Although FDA is aware of no specific devices or systems that have been purposely targeted, and no deaths or injuries associated with these incidents have occurred, FDA has concerns that the rise in cybercrime makes these threats more likely. With an increasing number of medical devices operating as wireless, Internet- and network- connected devices, and with universal electronic transmission of medical device-related health information, the risk of computer viruses and other malware and unauthorized access to such devices increases. Vulnerabilities in cybersecurity may represent a risk to the safe and effective operation of networked medical devices, and failure to properly address these vulnerabilities could adversely affect patient care. The theft or loss of patient information also represents a significant risk to patient safety.

The Draft Guidance provides recommendations on development of security controls to ensure the confidentiality, integrity and availability of medical device data. Specifically, the Draft Guidance states that manufacturers should develop cybersecurity capabilities during the medical device design phase, then define and document components of their cybersecurity risk analysis and management plan as part of the risk analysis requirement for design controls under 21 C.F.R. §820.30(g). As part of the risk analysis, the Draft Guidance recommends that manufacturers provide justification for security controls that they choose to incorporate in the medical device, such as limiting access to trusted users, ensuring trusted content and using fail-safe and recovery features.

The Draft Guidance identifies cybersecurity documentation that should be included in a premarket submission, such as a hazard analysis of the intentional and unintentional risks associated with the device, a traceability matrix linking cybersecurity controls to cybersecurity risks, device instructions and specifications related to antivirus software, and the manufacturer’s plan for providing validated upgrades and operating system or software patches.

FDA’s proactive approach continues a recent trend of increased regulatory interest in gathering information on cybersecurity controls and risks prior to a data compromise event. While most states require notification to customers, the state attorneys general office, or both, in the event of a compromise to the individual’s personal information, those statutes are reactive and apply only in the event of a data breach. Last month, New York Governor Andrew M. Cuomo took action that required major health insurance companies operating in New York to divulge information regarding their cybersecurity controls regardless of whether they had been subject to a data breach.[3] Earlier this year, New York took similar action with regard to large banks operating in the state. FDA is the latest regulator seeking cybersecurity information before an incident occurs to ensure adequate protections are firmly in place.

It appears that FDA’s cybersecurity recommendations have the potential to raise the bar for premarket submissions and add another layer of complexity to device development. Moreover, for premarket notifications, the guidance raises questions for substantial equivalence determinations.
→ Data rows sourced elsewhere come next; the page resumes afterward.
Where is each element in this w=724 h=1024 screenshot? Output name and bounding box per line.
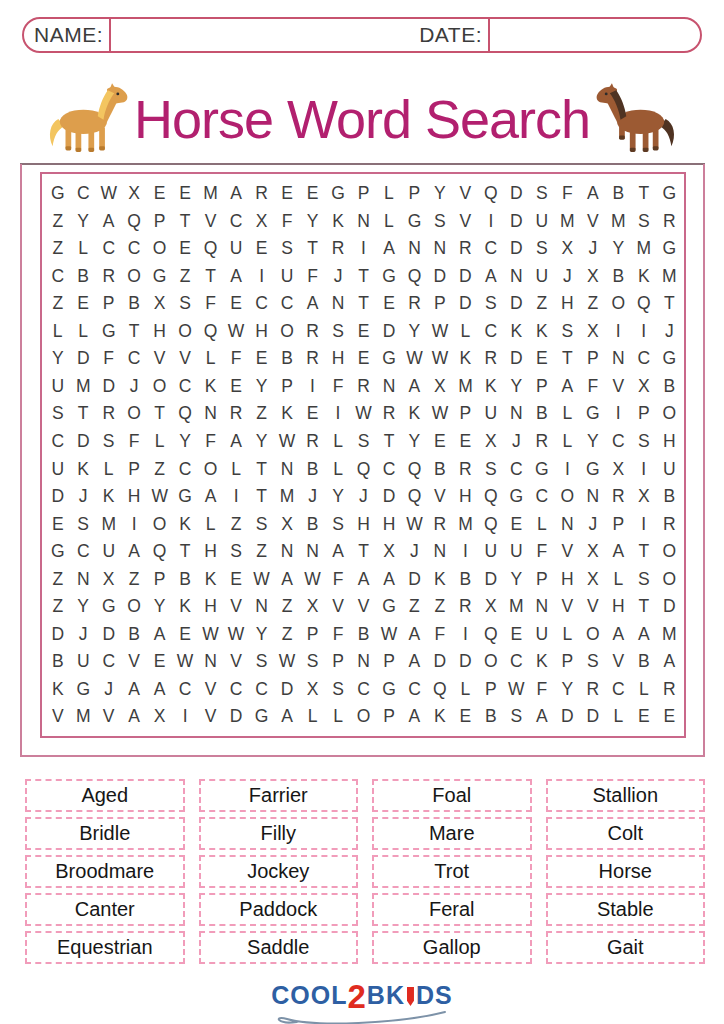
word-item[interactable]: Mare — [372, 817, 532, 850]
grid-cell[interactable]: T — [300, 235, 325, 263]
grid-cell[interactable]: X — [96, 566, 121, 594]
grid-cell[interactable]: X — [631, 483, 656, 511]
grid-cell[interactable]: G — [45, 180, 70, 208]
grid-cell[interactable]: U — [529, 208, 554, 236]
grid-cell[interactable]: X — [121, 180, 146, 208]
grid-cell[interactable]: B — [45, 648, 70, 676]
grid-cell[interactable]: O — [478, 648, 503, 676]
word-item[interactable]: Horse — [546, 855, 706, 888]
grid-cell[interactable]: D — [453, 290, 478, 318]
grid-cell[interactable]: D — [453, 263, 478, 291]
grid-cell[interactable]: N — [376, 373, 401, 401]
grid-cell[interactable]: G — [657, 345, 682, 373]
grid-cell[interactable]: P — [351, 180, 376, 208]
grid-cell[interactable]: L — [631, 676, 656, 704]
grid-cell[interactable]: G — [529, 455, 554, 483]
grid-cell[interactable]: P — [300, 621, 325, 649]
grid-cell[interactable]: O — [172, 318, 197, 346]
grid-cell[interactable]: B — [351, 621, 376, 649]
grid-cell[interactable]: Z — [580, 290, 605, 318]
grid-cell[interactable]: M — [274, 483, 299, 511]
grid-cell[interactable]: V — [96, 703, 121, 731]
grid-cell[interactable]: V — [555, 538, 580, 566]
grid-cell[interactable]: D — [427, 648, 452, 676]
grid-cell[interactable]: Z — [45, 235, 70, 263]
grid-cell[interactable]: C — [172, 373, 197, 401]
grid-cell[interactable]: D — [402, 566, 427, 594]
grid-cell[interactable]: J — [121, 373, 146, 401]
grid-cell[interactable]: I — [325, 400, 350, 428]
grid-cell[interactable]: Q — [198, 318, 223, 346]
grid-cell[interactable]: O — [147, 373, 172, 401]
grid-cell[interactable]: B — [427, 455, 452, 483]
grid-cell[interactable]: K — [70, 455, 95, 483]
grid-cell[interactable]: I — [172, 703, 197, 731]
grid-cell[interactable]: L — [376, 180, 401, 208]
grid-cell[interactable]: F — [427, 621, 452, 649]
grid-cell[interactable]: F — [529, 676, 554, 704]
grid-cell[interactable]: K — [529, 318, 554, 346]
grid-cell[interactable]: N — [427, 538, 452, 566]
grid-cell[interactable]: J — [351, 483, 376, 511]
grid-cell[interactable]: F — [325, 566, 350, 594]
grid-cell[interactable]: E — [249, 345, 274, 373]
grid-cell[interactable]: I — [555, 455, 580, 483]
grid-cell[interactable]: A — [274, 566, 299, 594]
grid-cell[interactable]: J — [657, 318, 682, 346]
grid-cell[interactable]: E — [351, 345, 376, 373]
grid-cell[interactable]: A — [402, 373, 427, 401]
grid-cell[interactable]: A — [147, 621, 172, 649]
grid-cell[interactable]: O — [657, 566, 682, 594]
grid-cell[interactable]: M — [631, 235, 656, 263]
grid-cell[interactable]: D — [376, 318, 401, 346]
grid-cell[interactable]: V — [147, 345, 172, 373]
grid-cell[interactable]: Y — [427, 180, 452, 208]
grid-cell[interactable]: Y — [402, 318, 427, 346]
grid-cell[interactable]: C — [351, 676, 376, 704]
grid-cell[interactable]: G — [325, 180, 350, 208]
grid-cell[interactable]: F — [529, 538, 554, 566]
grid-cell[interactable]: J — [504, 428, 529, 456]
word-item[interactable]: Feral — [372, 893, 532, 926]
grid-cell[interactable]: J — [402, 538, 427, 566]
grid-cell[interactable]: K — [198, 373, 223, 401]
grid-cell[interactable]: A — [631, 621, 656, 649]
grid-cell[interactable]: H — [657, 428, 682, 456]
grid-cell[interactable]: E — [223, 290, 248, 318]
grid-cell[interactable]: W — [223, 621, 248, 649]
grid-cell[interactable]: R — [249, 180, 274, 208]
grid-cell[interactable]: Q — [351, 455, 376, 483]
grid-cell[interactable]: C — [70, 538, 95, 566]
grid-cell[interactable]: X — [249, 208, 274, 236]
grid-cell[interactable]: T — [147, 400, 172, 428]
grid-cell[interactable]: E — [529, 345, 554, 373]
grid-cell[interactable]: F — [223, 345, 248, 373]
grid-cell[interactable]: O — [147, 235, 172, 263]
grid-cell[interactable]: W — [402, 511, 427, 539]
grid-cell[interactable]: C — [606, 676, 631, 704]
grid-cell[interactable]: I — [631, 511, 656, 539]
grid-cell[interactable]: S — [351, 428, 376, 456]
grid-cell[interactable]: S — [325, 318, 350, 346]
grid-cell[interactable]: E — [223, 373, 248, 401]
grid-cell[interactable]: M — [504, 593, 529, 621]
grid-cell[interactable]: T — [198, 263, 223, 291]
grid-cell[interactable]: B — [274, 345, 299, 373]
grid-cell[interactable]: U — [504, 538, 529, 566]
grid-cell[interactable]: L — [300, 703, 325, 731]
grid-cell[interactable]: W — [376, 621, 401, 649]
grid-cell[interactable]: C — [606, 428, 631, 456]
grid-cell[interactable]: W — [172, 648, 197, 676]
grid-cell[interactable]: I — [223, 483, 248, 511]
grid-cell[interactable]: L — [96, 455, 121, 483]
grid-cell[interactable]: P — [376, 703, 401, 731]
word-item[interactable]: Saddle — [199, 931, 359, 964]
grid-cell[interactable]: K — [172, 593, 197, 621]
grid-cell[interactable]: K — [631, 263, 656, 291]
grid-cell[interactable]: G — [657, 235, 682, 263]
grid-cell[interactable]: C — [96, 235, 121, 263]
grid-cell[interactable]: S — [223, 538, 248, 566]
grid-cell[interactable]: U — [478, 400, 503, 428]
grid-cell[interactable]: G — [657, 180, 682, 208]
grid-cell[interactable]: Y — [249, 428, 274, 456]
grid-cell[interactable]: C — [504, 648, 529, 676]
grid-cell[interactable]: J — [96, 676, 121, 704]
grid-cell[interactable]: O — [274, 318, 299, 346]
word-item[interactable]: Aged — [25, 779, 185, 812]
grid-cell[interactable]: R — [96, 263, 121, 291]
grid-cell[interactable]: X — [580, 538, 605, 566]
grid-cell[interactable]: P — [147, 566, 172, 594]
grid-cell[interactable]: I — [631, 455, 656, 483]
grid-cell[interactable]: S — [631, 566, 656, 594]
grid-cell[interactable]: G — [70, 676, 95, 704]
word-item[interactable]: Stallion — [546, 779, 706, 812]
grid-cell[interactable]: X — [580, 318, 605, 346]
grid-cell[interactable]: Y — [172, 428, 197, 456]
grid-cell[interactable]: J — [70, 483, 95, 511]
grid-cell[interactable]: T — [351, 290, 376, 318]
grid-cell[interactable]: G — [580, 400, 605, 428]
grid-cell[interactable]: G — [580, 455, 605, 483]
grid-cell[interactable]: Z — [249, 538, 274, 566]
grid-cell[interactable]: M — [555, 208, 580, 236]
grid-cell[interactable]: H — [121, 483, 146, 511]
grid-cell[interactable]: I — [631, 318, 656, 346]
grid-cell[interactable]: P — [631, 400, 656, 428]
grid-cell[interactable]: T — [351, 263, 376, 291]
grid-cell[interactable]: E — [504, 621, 529, 649]
grid-cell[interactable]: N — [70, 566, 95, 594]
grid-cell[interactable]: T — [631, 593, 656, 621]
grid-cell[interactable]: U — [96, 538, 121, 566]
grid-cell[interactable]: X — [300, 593, 325, 621]
grid-cell[interactable]: S — [300, 648, 325, 676]
grid-cell[interactable]: R — [376, 400, 401, 428]
grid-cell[interactable]: V — [453, 208, 478, 236]
grid-cell[interactable]: H — [147, 318, 172, 346]
grid-cell[interactable]: Y — [555, 676, 580, 704]
grid-cell[interactable]: K — [453, 345, 478, 373]
grid-cell[interactable]: Y — [325, 483, 350, 511]
grid-cell[interactable]: B — [172, 566, 197, 594]
grid-cell[interactable]: S — [70, 511, 95, 539]
word-item[interactable]: Equestrian — [25, 931, 185, 964]
grid-cell[interactable]: C — [96, 648, 121, 676]
grid-cell[interactable]: V — [606, 373, 631, 401]
grid-cell[interactable]: W — [427, 400, 452, 428]
grid-cell[interactable]: M — [198, 180, 223, 208]
grid-cell[interactable]: K — [45, 676, 70, 704]
grid-cell[interactable]: R — [300, 345, 325, 373]
grid-cell[interactable]: Y — [147, 593, 172, 621]
grid-cell[interactable]: B — [657, 373, 682, 401]
grid-cell[interactable]: Q — [172, 400, 197, 428]
grid-cell[interactable]: D — [478, 566, 503, 594]
grid-cell[interactable]: D — [427, 263, 452, 291]
grid-cell[interactable]: N — [274, 538, 299, 566]
grid-cell[interactable]: X — [580, 566, 605, 594]
grid-cell[interactable]: G — [96, 593, 121, 621]
grid-cell[interactable]: M — [606, 208, 631, 236]
grid-cell[interactable]: E — [300, 400, 325, 428]
grid-cell[interactable]: Q — [427, 676, 452, 704]
grid-cell[interactable]: R — [478, 345, 503, 373]
grid-cell[interactable]: H — [198, 593, 223, 621]
grid-cell[interactable]: C — [504, 455, 529, 483]
grid-cell[interactable]: L — [325, 703, 350, 731]
grid-cell[interactable]: D — [580, 703, 605, 731]
grid-cell[interactable]: U — [223, 235, 248, 263]
grid-cell[interactable]: Z — [223, 511, 248, 539]
grid-cell[interactable]: U — [45, 455, 70, 483]
grid-cell[interactable]: G — [96, 318, 121, 346]
grid-cell[interactable]: A — [147, 676, 172, 704]
grid-cell[interactable]: Z — [172, 263, 197, 291]
grid-cell[interactable]: X — [631, 373, 656, 401]
grid-cell[interactable]: E — [147, 648, 172, 676]
grid-cell[interactable]: A — [606, 538, 631, 566]
grid-cell[interactable]: A — [223, 428, 248, 456]
grid-cell[interactable]: S — [631, 208, 656, 236]
grid-cell[interactable]: P — [478, 676, 503, 704]
grid-cell[interactable]: X — [478, 428, 503, 456]
grid-cell[interactable]: K — [198, 566, 223, 594]
grid-cell[interactable]: D — [274, 676, 299, 704]
grid-cell[interactable]: C — [529, 483, 554, 511]
grid-cell[interactable]: E — [172, 180, 197, 208]
grid-cell[interactable]: Z — [427, 593, 452, 621]
grid-cell[interactable]: Y — [580, 428, 605, 456]
grid-cell[interactable]: N — [325, 290, 350, 318]
grid-cell[interactable]: S — [529, 180, 554, 208]
grid-cell[interactable]: G — [376, 593, 401, 621]
grid-cell[interactable]: K — [274, 400, 299, 428]
grid-cell[interactable]: T — [631, 180, 656, 208]
grid-cell[interactable]: G — [172, 483, 197, 511]
grid-cell[interactable]: B — [121, 621, 146, 649]
grid-cell[interactable]: J — [555, 263, 580, 291]
grid-cell[interactable]: O — [198, 455, 223, 483]
grid-cell[interactable]: I — [121, 511, 146, 539]
grid-cell[interactable]: V — [198, 703, 223, 731]
grid-cell[interactable]: P — [402, 180, 427, 208]
grid-cell[interactable]: V — [45, 703, 70, 731]
grid-cell[interactable]: Z — [274, 621, 299, 649]
grid-cell[interactable]: V — [223, 648, 248, 676]
grid-cell[interactable]: T — [70, 400, 95, 428]
grid-cell[interactable]: N — [249, 593, 274, 621]
grid-cell[interactable]: L — [606, 566, 631, 594]
grid-cell[interactable]: E — [300, 180, 325, 208]
grid-cell[interactable]: R — [606, 483, 631, 511]
grid-cell[interactable]: W — [147, 483, 172, 511]
grid-cell[interactable]: K — [427, 703, 452, 731]
grid-cell[interactable]: S — [529, 235, 554, 263]
grid-cell[interactable]: P — [121, 455, 146, 483]
grid-cell[interactable]: U — [478, 538, 503, 566]
grid-cell[interactable]: E — [274, 180, 299, 208]
grid-cell[interactable]: H — [555, 566, 580, 594]
grid-cell[interactable]: R — [96, 400, 121, 428]
grid-cell[interactable]: C — [631, 345, 656, 373]
grid-cell[interactable]: Z — [121, 566, 146, 594]
grid-cell[interactable]: W — [198, 621, 223, 649]
word-item[interactable]: Bridle — [25, 817, 185, 850]
grid-cell[interactable]: X — [300, 676, 325, 704]
grid-cell[interactable]: P — [274, 373, 299, 401]
grid-cell[interactable]: J — [580, 511, 605, 539]
grid-cell[interactable]: V — [121, 648, 146, 676]
grid-cell[interactable]: Q — [478, 511, 503, 539]
grid-cell[interactable]: T — [249, 483, 274, 511]
grid-cell[interactable]: E — [351, 318, 376, 346]
grid-cell[interactable]: W — [96, 180, 121, 208]
grid-cell[interactable]: X — [147, 703, 172, 731]
grid-cell[interactable]: D — [96, 621, 121, 649]
grid-cell[interactable]: L — [453, 676, 478, 704]
grid-cell[interactable]: Y — [45, 345, 70, 373]
grid-cell[interactable]: N — [198, 400, 223, 428]
grid-cell[interactable]: S — [172, 290, 197, 318]
grid-cell[interactable]: Y — [606, 235, 631, 263]
grid-cell[interactable]: W — [300, 566, 325, 594]
grid-cell[interactable]: M — [657, 263, 682, 291]
word-item[interactable]: Colt — [546, 817, 706, 850]
grid-cell[interactable]: R — [529, 428, 554, 456]
grid-cell[interactable]: D — [504, 235, 529, 263]
grid-cell[interactable]: Z — [249, 400, 274, 428]
grid-cell[interactable]: A — [96, 208, 121, 236]
grid-cell[interactable]: V — [453, 180, 478, 208]
word-item[interactable]: Gallop — [372, 931, 532, 964]
grid-cell[interactable]: G — [376, 345, 401, 373]
grid-cell[interactable]: T — [631, 538, 656, 566]
grid-cell[interactable]: Y — [249, 373, 274, 401]
grid-cell[interactable]: R — [300, 428, 325, 456]
grid-cell[interactable]: W — [504, 676, 529, 704]
grid-cell[interactable]: U — [529, 263, 554, 291]
grid-cell[interactable]: C — [376, 455, 401, 483]
grid-cell[interactable]: E — [147, 180, 172, 208]
grid-cell[interactable]: D — [555, 703, 580, 731]
grid-cell[interactable]: D — [504, 180, 529, 208]
grid-cell[interactable]: N — [274, 455, 299, 483]
grid-cell[interactable]: I — [300, 373, 325, 401]
grid-cell[interactable]: P — [325, 648, 350, 676]
grid-cell[interactable]: M — [96, 511, 121, 539]
grid-cell[interactable]: R — [402, 290, 427, 318]
grid-cell[interactable]: S — [631, 428, 656, 456]
grid-cell[interactable]: V — [223, 593, 248, 621]
grid-cell[interactable]: G — [249, 703, 274, 731]
grid-cell[interactable]: Q — [402, 455, 427, 483]
grid-cell[interactable]: V — [427, 483, 452, 511]
grid-cell[interactable]: U — [274, 263, 299, 291]
grid-cell[interactable]: I — [606, 400, 631, 428]
grid-cell[interactable]: A — [402, 621, 427, 649]
grid-cell[interactable]: K — [504, 318, 529, 346]
grid-cell[interactable]: N — [529, 593, 554, 621]
grid-cell[interactable]: L — [70, 235, 95, 263]
grid-cell[interactable]: G — [504, 483, 529, 511]
grid-cell[interactable]: R — [453, 235, 478, 263]
grid-cell[interactable]: A — [580, 180, 605, 208]
grid-cell[interactable]: L — [223, 455, 248, 483]
grid-cell[interactable]: P — [96, 290, 121, 318]
grid-cell[interactable]: W — [402, 345, 427, 373]
grid-cell[interactable]: L — [325, 455, 350, 483]
grid-cell[interactable]: C — [249, 290, 274, 318]
grid-cell[interactable]: O — [121, 400, 146, 428]
grid-cell[interactable]: V — [580, 208, 605, 236]
grid-cell[interactable]: L — [198, 511, 223, 539]
word-item[interactable]: Farrier — [199, 779, 359, 812]
grid-cell[interactable]: D — [453, 648, 478, 676]
grid-cell[interactable]: H — [376, 511, 401, 539]
grid-cell[interactable]: H — [351, 511, 376, 539]
grid-cell[interactable]: N — [504, 400, 529, 428]
grid-cell[interactable]: O — [555, 483, 580, 511]
grid-cell[interactable]: C — [121, 345, 146, 373]
grid-cell[interactable]: T — [121, 318, 146, 346]
grid-cell[interactable]: K — [478, 373, 503, 401]
grid-cell[interactable]: S — [325, 511, 350, 539]
grid-cell[interactable]: H — [249, 318, 274, 346]
word-item[interactable]: Filly — [199, 817, 359, 850]
grid-cell[interactable]: D — [45, 483, 70, 511]
grid-cell[interactable]: I — [453, 621, 478, 649]
grid-cell[interactable]: N — [555, 511, 580, 539]
grid-cell[interactable]: T — [172, 538, 197, 566]
grid-cell[interactable]: D — [376, 483, 401, 511]
grid-cell[interactable]: D — [657, 593, 682, 621]
grid-cell[interactable]: Y — [504, 373, 529, 401]
grid-cell[interactable]: O — [657, 400, 682, 428]
grid-cell[interactable]: C — [45, 428, 70, 456]
grid-cell[interactable]: L — [198, 345, 223, 373]
grid-cell[interactable]: M — [70, 703, 95, 731]
grid-cell[interactable]: A — [198, 483, 223, 511]
grid-cell[interactable]: W — [274, 648, 299, 676]
grid-cell[interactable]: D — [45, 621, 70, 649]
grid-cell[interactable]: A — [376, 566, 401, 594]
grid-cell[interactable]: H — [606, 593, 631, 621]
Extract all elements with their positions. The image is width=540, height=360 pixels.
In other words, if the device is substantially equivalent to a predicate device, but fails to provide the cybersecurity controls described in the guidance, will FDA clear the device? The draft guidance also seems to raise the bar for products liability litigation in the event manufacturers fail to develop the types of controls described in the draft guidance.

Another complication is whether hospitals or manufacturers will be responsible for providing IT support. In its Safety Communication, FDA encourages health care facilities to evaluate network security in order to protect hospital networks from cybersecurity attacks. Such measures include monitoring network activity for unauthorized access or use, updating antivirus software and firewalls, updating security patches and disabling all unnecessary ports and services for each individual network component and developing strategies to maintain critical functionality under adverse conditions.

FDA’s Draft Guidance signals the agency’s intention to minimize the threat of cybersecurity risks through more stringent regulatory oversight in the medical device arena. Industry has the opportunity assist the agency in crafting recommendations that not only protect patient safety, but also make good business sense. Comments on the Draft Guidance are due by September 12, 2013.